Whether it's done with boxes and lines or text probably isn't all that important. The killer is the rapid feedback, and the computer's (partial) understanding of what you are doing.
Examples include drag and drog GUI builders, pop up function declarations as you type a function name, syntax highlighting, a dialog box for editing a configuration file.
I'm wondering: could we design a programming language that affords visual programming? As with literate programming, functions and classes would have not just code but meta-information about the code. Where a literate program would have text documentation, a visual program would have hints for how to prompt for the parameters functions need and how to lay out sub-components when constructing "has-a" hierarchies.
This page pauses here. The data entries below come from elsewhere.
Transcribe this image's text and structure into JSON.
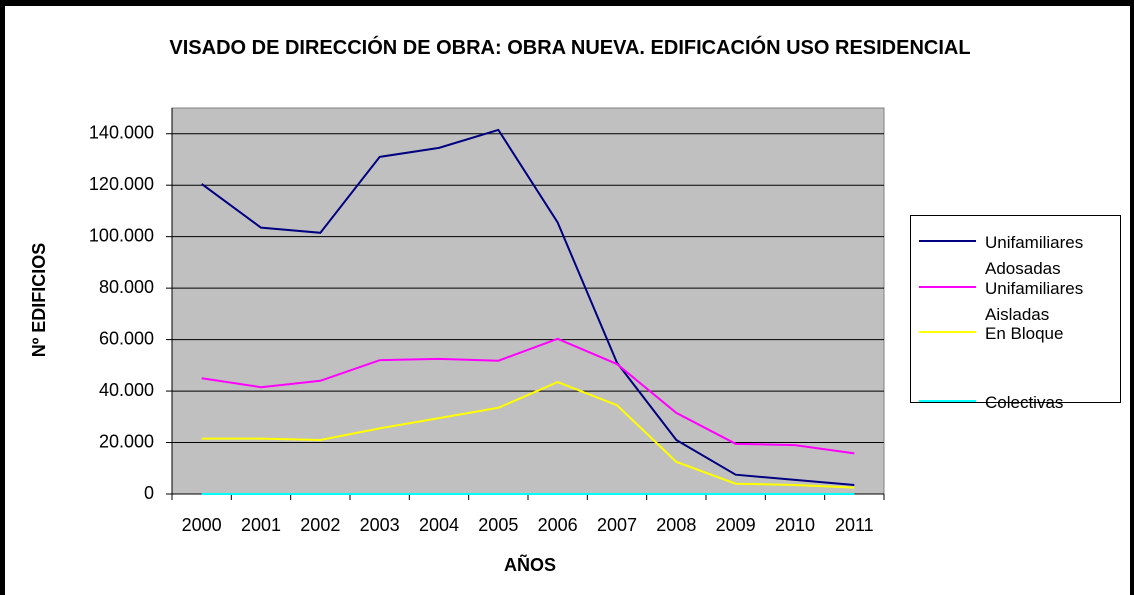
{
  "chart_data": {
    "type": "line",
    "title": "VISADO DE DIRECCIÓN DE OBRA: OBRA NUEVA. EDIFICACIÓN USO RESIDENCIAL",
    "x_label": "AÑOS",
    "y_label": "Nº EDIFICIOS",
    "categories": [
      "2000",
      "2001",
      "2002",
      "2003",
      "2004",
      "2005",
      "2006",
      "2007",
      "2008",
      "2009",
      "2010",
      "2011"
    ],
    "series": [
      {
        "name": "Unifamiliares Adosadas",
        "color": "#000080",
        "values": [
          120500,
          103500,
          101500,
          131000,
          134500,
          141500,
          105500,
          51000,
          21000,
          7500,
          5500,
          3500
        ]
      },
      {
        "name": "Unifamiliares Aisladas",
        "color": "#ff00ff",
        "values": [
          45000,
          41500,
          44000,
          52000,
          52500,
          51800,
          60300,
          50500,
          31500,
          19500,
          19000,
          15800
        ]
      },
      {
        "name": "En Bloque",
        "color": "#ffff00",
        "values": [
          21500,
          21500,
          21000,
          25500,
          29500,
          33500,
          43500,
          34500,
          12500,
          4000,
          3500,
          2500
        ]
      },
      {
        "name": "Colectivas",
        "color": "#00ffff",
        "values": [
          0,
          0,
          0,
          0,
          0,
          0,
          0,
          0,
          0,
          0,
          0,
          0
        ]
      }
    ],
    "ylim": [
      0,
      150000
    ],
    "yticks": [
      0,
      {
        "value": 20000,
        "label": "20.000"
      },
      {
        "value": 40000,
        "label": "40.000"
      },
      {
        "value": 60000,
        "label": "60.000"
      },
      {
        "value": 80000,
        "label": "80.000"
      },
      {
        "value": 100000,
        "label": "100.000"
      },
      {
        "value": 120000,
        "label": "120.000"
      },
      {
        "value": 140000,
        "label": "140.000"
      }
    ],
    "grid": true,
    "plot_background": "#c0c0c0",
    "legend": "right"
  }
}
This language could be programmed as text, visually, or a combination of both. The text of the program would fully define the visual representation, and the visual representation would fully define the text (including display of comments and such).
An example where this would be useful: a sound or image editor. Sometimes you want to write new algorithms, other times you want to tweak parameters. Algorithms are best desribed in text (Lord save us from flow charts), parameters are best tweaked visually. To be able to flip between modes would allow a more useful editor than either mode on its own.
Another example: a shell that flips between command line and an iconic view of the current directory. Select some files -- flip -- type in a complex pipe sequence, but you're not sure of some of the parameters to one of the programs -- flip -- fill in a form that prompts for the available parameters, preview results, execute.